Ask for their inputs too. Their hands-on experience of communicating with your customers can give them insights that can benefit your business as well.
7. Be consistent.
Your brand voice should not only be used when you’re trying to impress a potential client, or when you are making a sale. What your customers see on your published materials should reflect what they would expect to experience in the physical setting.

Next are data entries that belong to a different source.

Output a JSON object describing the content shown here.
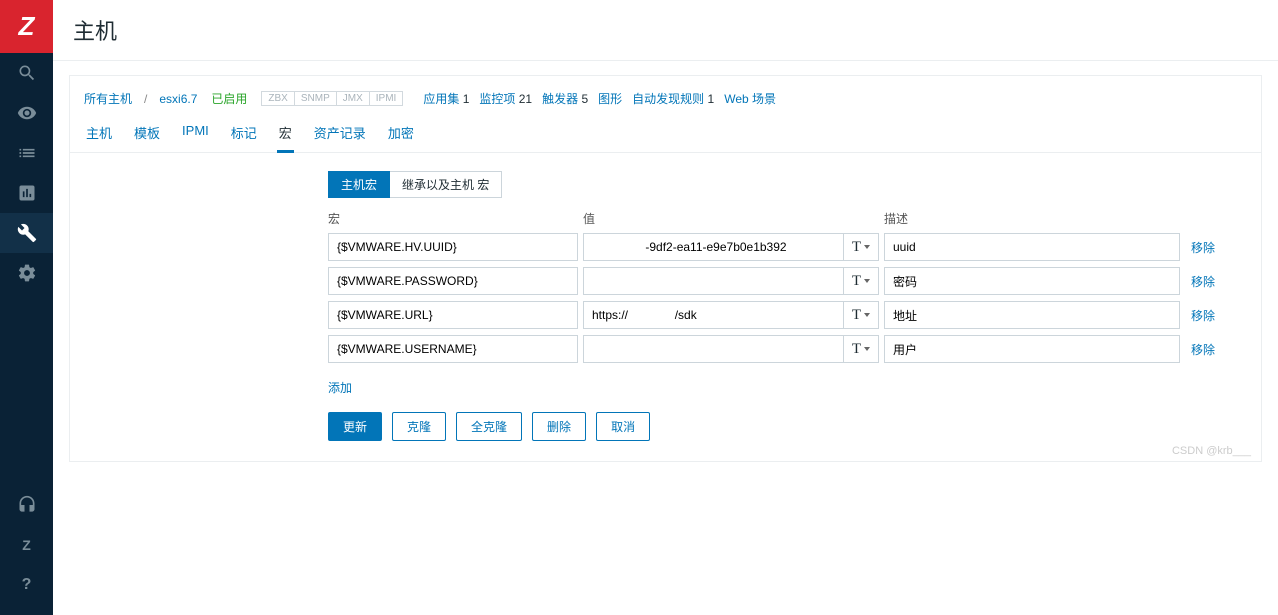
{
  "page": {
    "title": "主机"
  },
  "breadcrumb": {
    "allHosts": "所有主机",
    "host": "esxi6.7",
    "status": "已启用"
  },
  "availTags": [
    "ZBX",
    "SNMP",
    "JMX",
    "IPMI"
  ],
  "infoLinks": [
    {
      "label": "应用集",
      "count": "1"
    },
    {
      "label": "监控项",
      "count": "21"
    },
    {
      "label": "触发器",
      "count": "5"
    },
    {
      "label": "图形",
      "count": ""
    },
    {
      "label": "自动发现规则",
      "count": "1"
    },
    {
      "label": "Web 场景",
      "count": ""
    }
  ],
  "tabs": [
    "主机",
    "模板",
    "IPMI",
    "标记",
    "宏",
    "资产记录",
    "加密"
  ],
  "activeTab": 4,
  "toggle": {
    "a": "主机宏",
    "b": "继承以及主机 宏"
  },
  "headers": {
    "macro": "宏",
    "value": "值",
    "desc": "描述"
  },
  "macros": [
    {
      "name": "{$VMWARE.HV.UUID}",
      "value": "                -9df2-ea11-e9e7b0e1b392",
      "desc": "uuid",
      "remove": "移除"
    },
    {
      "name": "{$VMWARE.PASSWORD}",
      "value": "",
      "desc": "密码",
      "remove": "移除"
    },
    {
      "name": "{$VMWARE.URL}",
      "value": "https://              /sdk",
      "desc": "地址",
      "remove": "移除"
    },
    {
      "name": "{$VMWARE.USERNAME}",
      "value": "",
      "desc": "用户",
      "remove": "移除"
    }
  ],
  "addLink": "添加",
  "actions": {
    "update": "更新",
    "clone": "克隆",
    "fullClone": "全克隆",
    "delete": "删除",
    "cancel": "取消"
  },
  "typeBtn": "T",
  "watermark": "CSDN @krb___"
}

A consistent company is a reliable company, and that ensures that more than their brand voice, every part of the experience will be of equal quality.
8. Change if you must.
Thanks to the ever-dynamic technology and continuously innovating online platforms, every company can continue to develop their own brand voice as time progresses. Business owners should keep in mind that their brand voice is not meant to be definite all throughout.
As your business and brand messaging evolves, new competitors come into your market, and new trends are worth trying, it’s good to regularly re-evaluate your brand’s voice and assess its strengths and what areas should be improved.
With your team, discuss the strategies that work or that don\’t and brainstorm ideas on how to address the issues.
Remember, your brand voice is not fixed. Business owners shouldn’t try to finish creating and defining their perfect brand voice. It should be fluid, going with the flow of communication trends, keeping with the steady pace of your audience and taking newer chances for better communication strategies.
Your knowledge about brand voice should evolve, too. Never stop analyzing the voice of your competitors. Never stop learning from leading brands.